Policy as code (GitOps)
Export your tenant governance as a declarative JSON bundle, preview changes like a plan, and apply them from CI.
The governance of a tenant (conditional access, risk policy, password rules, custom roles) can be exported as a single declarative JSON document, diffed against a candidate version, and applied. Combined with API tokens, this gives you a full GitOps loop: the configuration lives in Git, CI shows the plan on every pull request, and merge applies it. All three endpoints require the tenant:manage permission.
The configuration bundle
The bundle is versioned (version: 1) and contains exactly five resources:
| Field | Content |
|---|---|
accessPolicy | Conditional access rules (networks, time windows, countries) and the default action |
riskPolicy | Risk-based access: enabled flag, MFA and deny thresholds |
passwordPolicy | The tenant password policy |
groupPasswordPolicies | Per-group password policy overrides, keyed by groupId |
roles | Custom roles (key, name, permissions) |
{
"version": 1,
"accessPolicy": {
"rules": [
{"name": "Office network", "networks": ["203.0.113.0/24"], "action": "allow", "enabled": true}
],
"defaultAction": "mfa"
},
"riskPolicy": {"enabled": true, "mfaThreshold": 40, "denyThreshold": 80},
"passwordPolicy": {"minLength": 12, "rejectBreached": true, "rejectContextual": true,
"requireLower": false, "requireUpper": false, "requireDigit": false, "requireSymbol": false,
"historyCount": 5, "maxAgeDays": 0},
"groupPasswordPolicies": [],
"roles": [
{"key": "support", "name": "Support", "permissions": ["users:view", "audit:view"]}
]
}Export the current configuration
GET /v1/admin/config serializes the live configuration. This is the file you commit:
curl -s https://accounts.obexal.com/v1/admin/config \
-H "Authorization: Bearer $OBX_TOKEN" > tenant-config.jsonPlan: preview the diff
POST /v1/admin/config/plan compares the current configuration with your candidate bundle and returns the changes, in the spirit of terraform plan. Nothing is modified:
curl -s -X POST https://accounts.obexal.com/v1/admin/config/plan \
-H "Authorization: Bearer $OBX_TOKEN" \
-H "Content-Type: application/json" \
--data @tenant-config.json{
"changes": [
{"resource": "accessPolicy", "action": "update"},
{"resource": "role:support", "action": "create"},
{"resource": "role:legacy-ops", "action": "delete"}
],
"hasChanges": true
}Resources are named accessPolicy, riskPolicy, passwordPolicy, groupPasswordPolicy:<groupId> and role:<key>; actions are create, update and delete.

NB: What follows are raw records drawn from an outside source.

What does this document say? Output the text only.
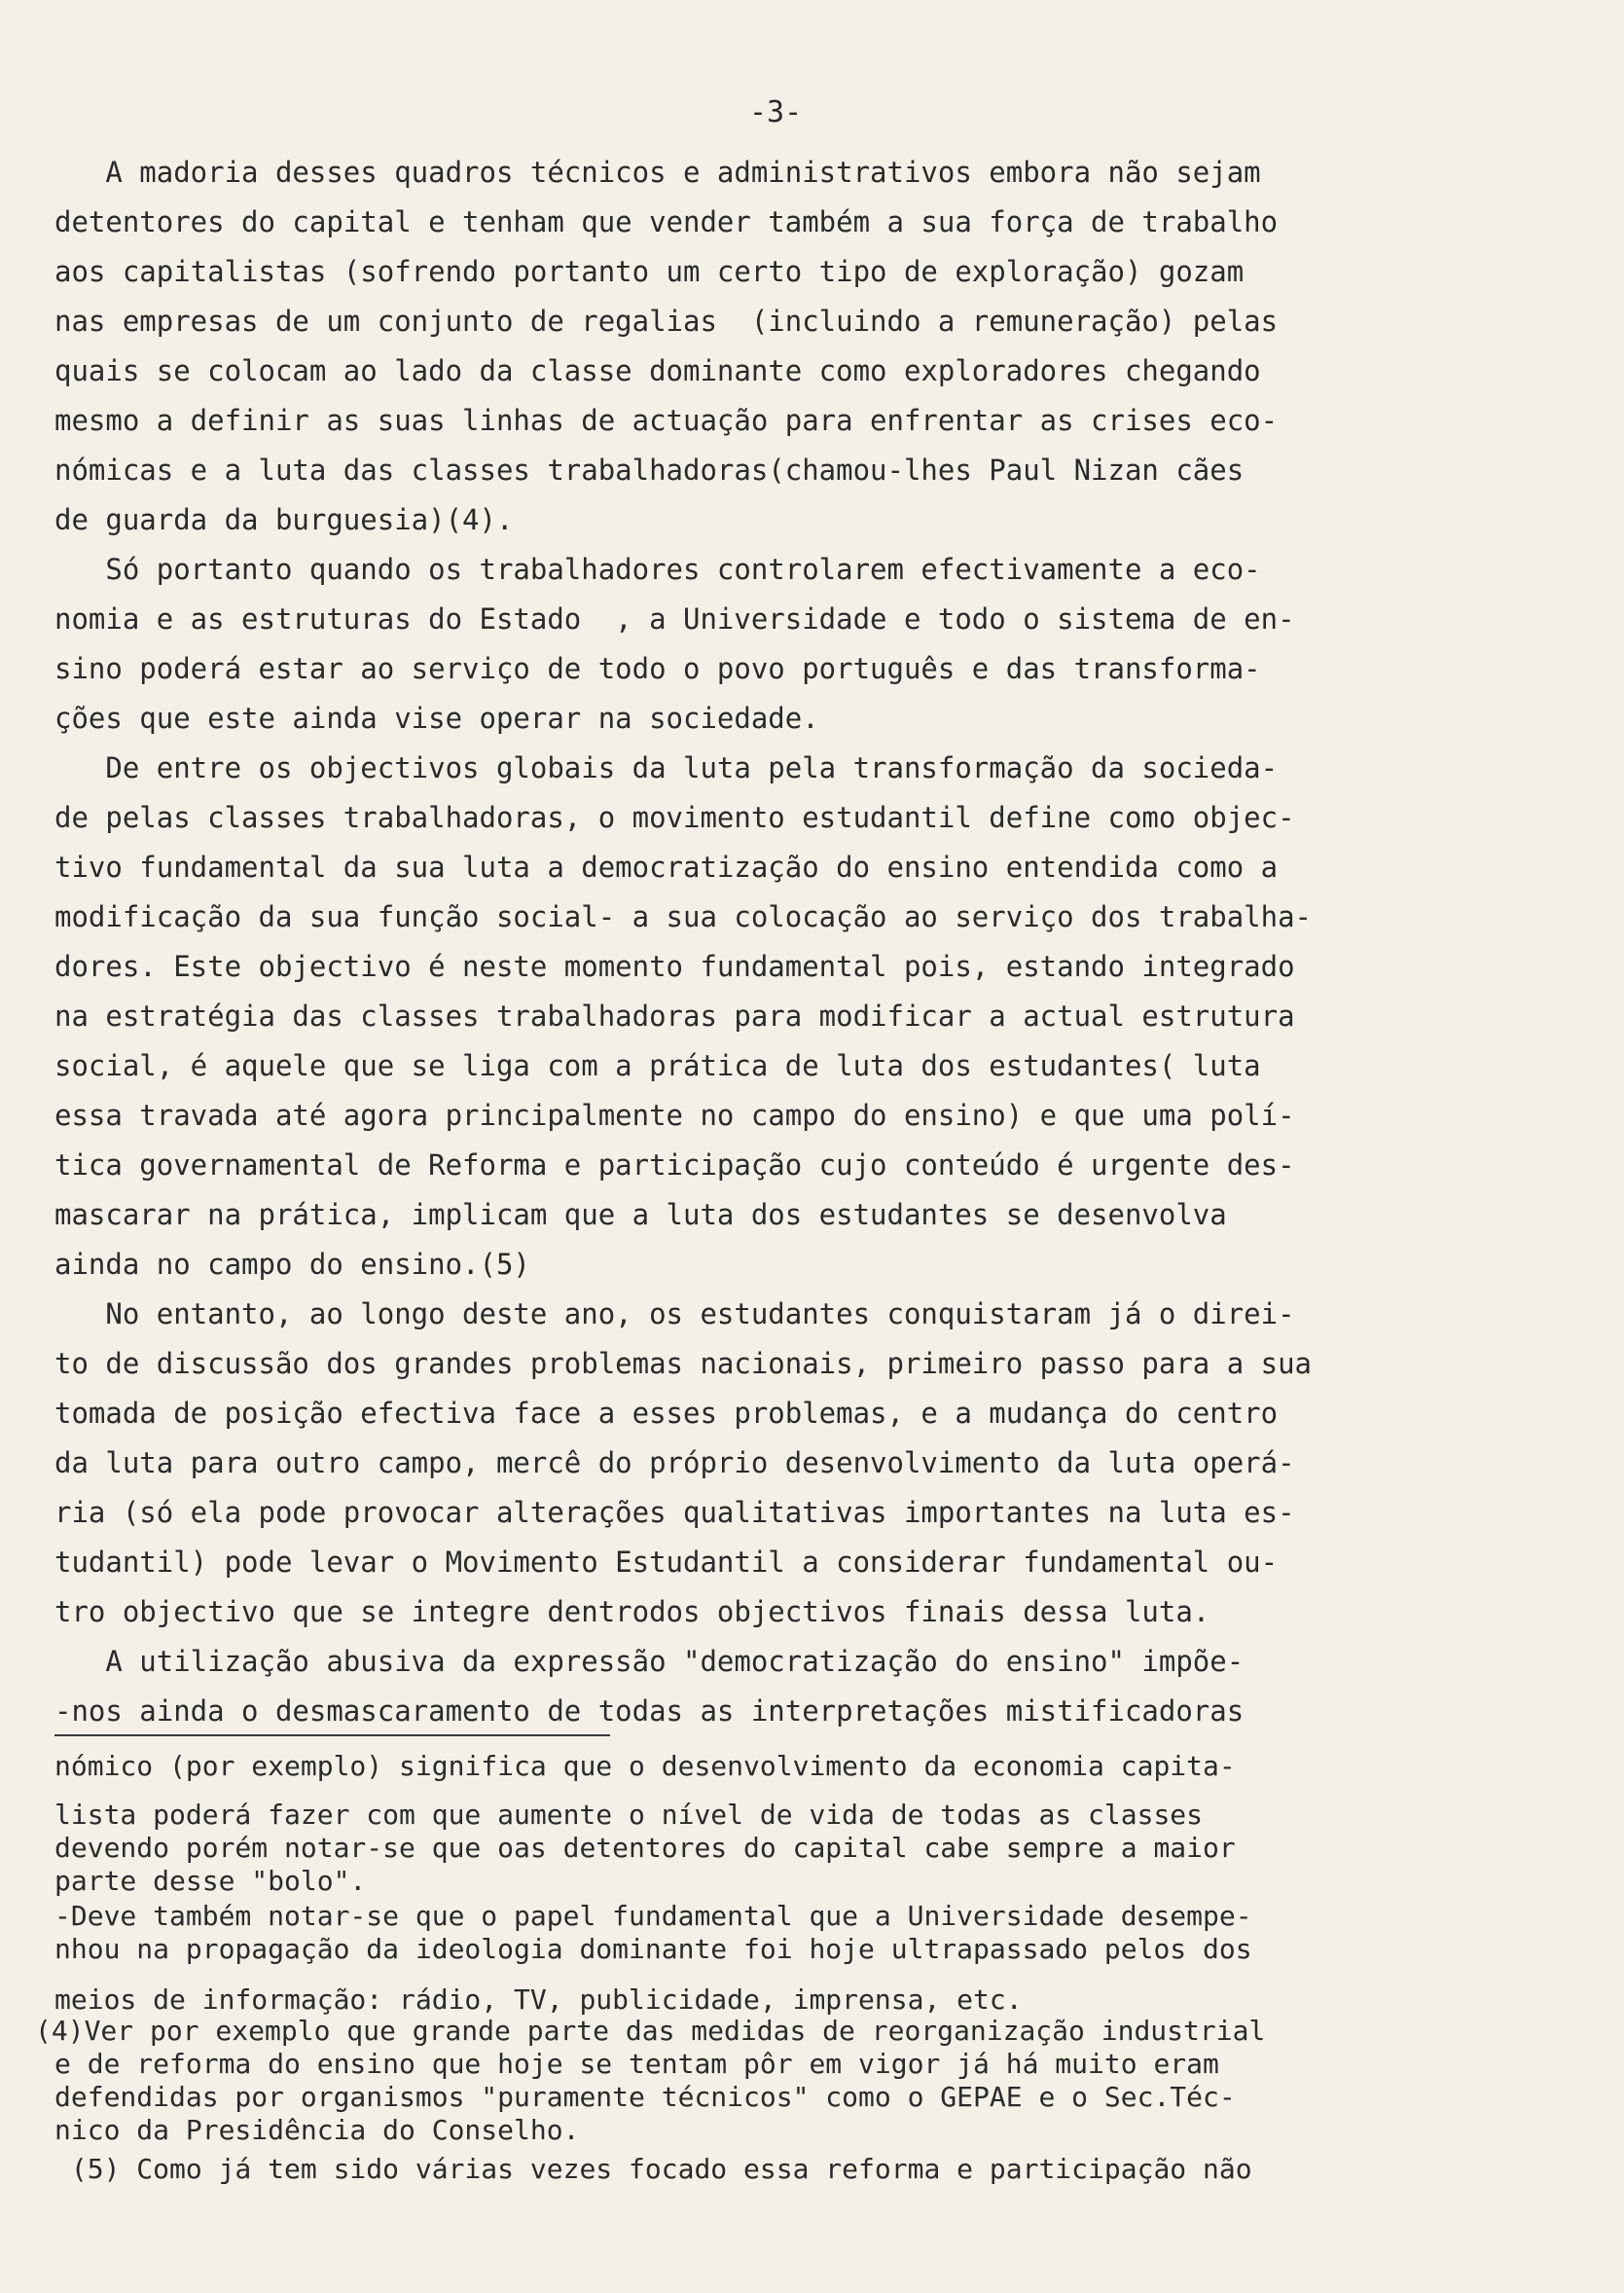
-3-
A madoria desses quadros técnicos e administrativos embora não sejam
detentores do capital e tenham que vender também a sua força de trabalho
aos capitalistas (sofrendo portanto um certo tipo de exploração) gozam
nas empresas de um conjunto de regalias  (incluindo a remuneração) pelas
quais se colocam ao lado da classe dominante como exploradores chegando
mesmo a definir as suas linhas de actuação para enfrentar as crises eco-
nómicas e a luta das classes trabalhadoras(chamou-lhes Paul Nizan cães
de guarda da burguesia)(4).
Só portanto quando os trabalhadores controlarem efectivamente a eco-
nomia e as estruturas do Estado  , a Universidade e todo o sistema de en-
sino poderá estar ao serviço de todo o povo português e das transforma-
ções que este ainda vise operar na sociedade.
De entre os objectivos globais da luta pela transformação da socieda-
de pelas classes trabalhadoras, o movimento estudantil define como objec-
tivo fundamental da sua luta a democratização do ensino entendida como a
modificação da sua função social- a sua colocação ao serviço dos trabalha-
dores. Este objectivo é neste momento fundamental pois, estando integrado
na estratégia das classes trabalhadoras para modificar a actual estrutura
social, é aquele que se liga com a prática de luta dos estudantes( luta
essa travada até agora principalmente no campo do ensino) e que uma polí-
tica governamental de Reforma e participação cujo conteúdo é urgente des-
mascarar na prática, implicam que a luta dos estudantes se desenvolva
ainda no campo do ensino.(5)
No entanto, ao longo deste ano, os estudantes conquistaram já o direi-
to de discussão dos grandes problemas nacionais, primeiro passo para a sua
tomada de posição efectiva face a esses problemas, e a mudança do centro
da luta para outro campo, mercê do próprio desenvolvimento da luta operá-
ria (só ela pode provocar alterações qualitativas importantes na luta es-
tudantil) pode levar o Movimento Estudantil a considerar fundamental ou-
tro objectivo que se integre dentrodos objectivos finais dessa luta.
A utilização abusiva da expressão "democratização do ensino" impõe-
-nos ainda o desmascaramento de todas as interpretações mistificadoras
nómico (por exemplo) significa que o desenvolvimento da economia capita-
lista poderá fazer com que aumente o nível de vida de todas as classes
devendo porém notar-se que oas detentores do capital cabe sempre a maior
parte desse "bolo".
-Deve também notar-se que o papel fundamental que a Universidade desempe-
nhou na propagação da ideologia dominante foi hoje ultrapassado pelos dos
meios de informação: rádio, TV, publicidade, imprensa, etc.
(4)Ver por exemplo que grande parte das medidas de reorganização industrial
e de reforma do ensino que hoje se tentam pôr em vigor já há muito eram
defendidas por organismos "puramente técnicos" como o GEPAE e o Sec.Téc-
nico da Presidência do Conselho.
(5) Como já tem sido várias vezes focado essa reforma e participação não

Apply, with the same guardrails
POST /v1/admin/config/apply applies the bundle and returns the executed plan. It reuses the validations of the interactive endpoints, so automation cannot do anything the console forbids:
- The access policy goes through the anti-lockout validation.
- Roles go through permission validation and anti-escalation: a bundle role granting a permission you do not hold yourself is refused with
403. - By default apply is non-destructive:
deletechanges are reported in the plan but skipped. - With
?prune=true, roles and group overrides absent from the bundle are actually deleted (destructive reconciliation).

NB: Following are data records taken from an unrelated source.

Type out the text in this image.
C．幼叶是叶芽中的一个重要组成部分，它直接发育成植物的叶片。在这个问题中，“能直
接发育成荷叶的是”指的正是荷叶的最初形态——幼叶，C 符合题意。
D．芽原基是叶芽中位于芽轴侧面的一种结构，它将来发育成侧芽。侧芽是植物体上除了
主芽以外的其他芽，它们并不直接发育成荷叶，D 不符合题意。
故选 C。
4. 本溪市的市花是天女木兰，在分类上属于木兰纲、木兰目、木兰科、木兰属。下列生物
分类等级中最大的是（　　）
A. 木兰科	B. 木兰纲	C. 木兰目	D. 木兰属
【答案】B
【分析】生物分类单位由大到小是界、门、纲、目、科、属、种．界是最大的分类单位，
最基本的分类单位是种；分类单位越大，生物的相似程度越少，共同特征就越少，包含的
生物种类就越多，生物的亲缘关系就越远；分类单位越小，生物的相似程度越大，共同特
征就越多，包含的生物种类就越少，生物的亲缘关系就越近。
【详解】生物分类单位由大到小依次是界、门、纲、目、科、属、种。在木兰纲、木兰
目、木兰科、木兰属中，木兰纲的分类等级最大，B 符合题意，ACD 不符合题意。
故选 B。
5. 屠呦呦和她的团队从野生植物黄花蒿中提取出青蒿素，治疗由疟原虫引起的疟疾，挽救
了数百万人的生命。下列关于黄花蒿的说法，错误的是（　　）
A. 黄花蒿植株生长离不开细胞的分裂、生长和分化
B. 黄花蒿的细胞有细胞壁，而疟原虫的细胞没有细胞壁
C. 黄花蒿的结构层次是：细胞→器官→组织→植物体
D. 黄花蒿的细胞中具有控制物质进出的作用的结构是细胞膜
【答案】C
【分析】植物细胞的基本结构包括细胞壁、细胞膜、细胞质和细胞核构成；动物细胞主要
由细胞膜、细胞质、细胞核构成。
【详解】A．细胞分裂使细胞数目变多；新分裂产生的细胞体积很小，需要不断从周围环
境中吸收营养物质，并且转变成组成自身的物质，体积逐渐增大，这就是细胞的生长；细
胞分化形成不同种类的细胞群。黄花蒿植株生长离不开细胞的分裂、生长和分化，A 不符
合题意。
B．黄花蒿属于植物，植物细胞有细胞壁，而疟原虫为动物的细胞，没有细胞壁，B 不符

Every applied change is written to the audit log.
A GitOps loop in three calls
# 1) Export production and version it
curl -s https://accounts.obexal.com/v1/admin/config \
-H "Authorization: Bearer $OBX_TOKEN" > tenant-config.json
# git add tenant-config.json && git commit
# 2) In CI, on every pull request: show the plan
curl -s -X POST https://accounts.obexal.com/v1/admin/config/plan \
-H "Authorization: Bearer $OBX_TOKEN" -H "Content-Type: application/json" \
--data @tenant-config.json
# {"changes":[{"resource":"role:support","action":"create"}],"hasChanges":true}
# 3) On merge: apply (prune deletes what the file no longer declares)
curl -s -X POST "https://accounts.obexal.com/v1/admin/config/apply?prune=true" \
-H "Authorization: Bearer $OBX_TOKEN" -H "Content-Type: application/json" \
--data @tenant-config.jsonUse a dedicated API token scoped tenant:manage for this pipeline, with an expiration date, and store it in your CI secret store.
What the bundle does not cover
The bundle is policy governance only. It deliberately excludes:
- Applications (OIDC and SAML clients) and their secrets.
- The directory: users, groups, memberships, invitations. Group password overrides reference existing groups by
groupId; the bundle never creates groups. - Custom domains: ownership rests on a DNS handshake, which is not declarative. See Custom domains.
- Branding and logo, managed through their own endpoints. See Branding.
- Webhooks, SAML, LDAP and social connections, SCIM and admin API tokens: these carry secrets, which are never exported.
If a resource is not in the five fields above, apply will not touch it.